Detecting near-duplicates in document streams
Much of the relevant Web content is duplicated. News stories probably put themselves as an everyday example. Exact duplicates can be identified by relatively simple hash-like methods. More problematic is the near-duplicate content, which differs in subtle details—such as copyright notices and advertisements—irrelevant for most of the further text processing. The first issue to consider in designing a system for near-duplicate detection arises from the ever growing size of the Web. Such system should scale to several billions of indexed Web pages and also support high throughput rate in a stream-based setting.
Ideally, there would be a mapping (hashing) from a document as an ordered list of words into a unique, small, easily comparable number or a symbol, such that the original inter-document similarity is retained among the mapped values. The simhash fingerprinting technique (Charikar, 2002) has such property of local sensitivity. It maps a document into a 64-bit fingerprint with a Hamming distance used as a distance measure. The Hamming distance for two completely different documents would be large and for two similar documents it would be small. A near-duplicate of a document is any document whose fingerprint differs from the given one in at most k bits (e.g., k = 3). Thus, the problem of looking-up for the existing near duplicates is brought down to solving the Hamming Distance Problem – quickly finding at least one fingerprint that differs from the given one in at most k bits.

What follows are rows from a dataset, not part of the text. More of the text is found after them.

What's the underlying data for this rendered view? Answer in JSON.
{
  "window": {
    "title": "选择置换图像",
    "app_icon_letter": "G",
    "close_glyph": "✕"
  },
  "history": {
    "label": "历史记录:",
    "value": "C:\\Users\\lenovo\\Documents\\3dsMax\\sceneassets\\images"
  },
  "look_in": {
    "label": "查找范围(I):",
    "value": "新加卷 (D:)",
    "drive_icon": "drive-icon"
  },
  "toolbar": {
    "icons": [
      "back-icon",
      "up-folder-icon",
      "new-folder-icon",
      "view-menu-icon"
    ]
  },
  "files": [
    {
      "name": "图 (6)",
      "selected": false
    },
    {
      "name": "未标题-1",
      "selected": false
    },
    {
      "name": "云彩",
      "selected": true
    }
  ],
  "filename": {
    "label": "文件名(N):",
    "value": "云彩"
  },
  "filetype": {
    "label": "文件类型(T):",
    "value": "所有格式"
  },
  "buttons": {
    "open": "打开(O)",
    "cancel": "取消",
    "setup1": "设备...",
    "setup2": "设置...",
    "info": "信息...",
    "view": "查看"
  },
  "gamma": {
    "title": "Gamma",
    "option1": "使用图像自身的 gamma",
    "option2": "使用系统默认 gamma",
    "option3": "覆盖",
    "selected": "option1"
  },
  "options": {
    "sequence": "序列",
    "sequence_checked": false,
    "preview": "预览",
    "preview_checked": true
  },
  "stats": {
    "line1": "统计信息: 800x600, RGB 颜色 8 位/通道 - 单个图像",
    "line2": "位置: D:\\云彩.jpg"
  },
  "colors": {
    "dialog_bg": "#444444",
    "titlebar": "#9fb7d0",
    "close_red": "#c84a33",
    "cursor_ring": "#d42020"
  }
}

In our preliminary implementation, we compute a 64-bit simhash fingerprint by processing the bag-of-words representation of a document. In general, other specific features could be used instead of words. The final 64-bit document fingerprint is obtained by processing 64-bit hash codes of the separate words as described in(Manku, Jain, & Sarma, 2007).
Because of the large number of crawled documents (often in billions), we aim at looking-up the near duplicates (i.e., solving the Hamming distance problem) in sublinear time. By storing permuted fingerprints into several look-up tables, it is possible to achieve fast look-ups without significantly increasing space complexity. For example, for k = 3, each 64-bit fingerprint is split into 5 blocks of 13, 13, 13, 13, and 12 bits, respectively. There are 10 ways to choose 2 blocks (where 2 = 5 – k) from these 5, thus we build 10 look-up tables, each indexing fingerprints by the corresponding two blocks. The tables are implemented as binary trees having 25 or 26 levels each (i.e., the size of two blocks). When searching the existing fingerprints for possible near-duplicates, each of these ten binary trees is traversed. Candidates for near-duplicates are discovered quickly in this way and then checked if they are indeed near-duplicates (i.e., if they differ in 3 bits or less). It can be shown that the number of identified candidates is manageably small even for billions of fingerprints in the tables.
The paper (Manku, Jain, & Sarma, 2007) also describes other configurations for the look-up tables. A fingerprint compression technique and batch queries are also discussed in the paper.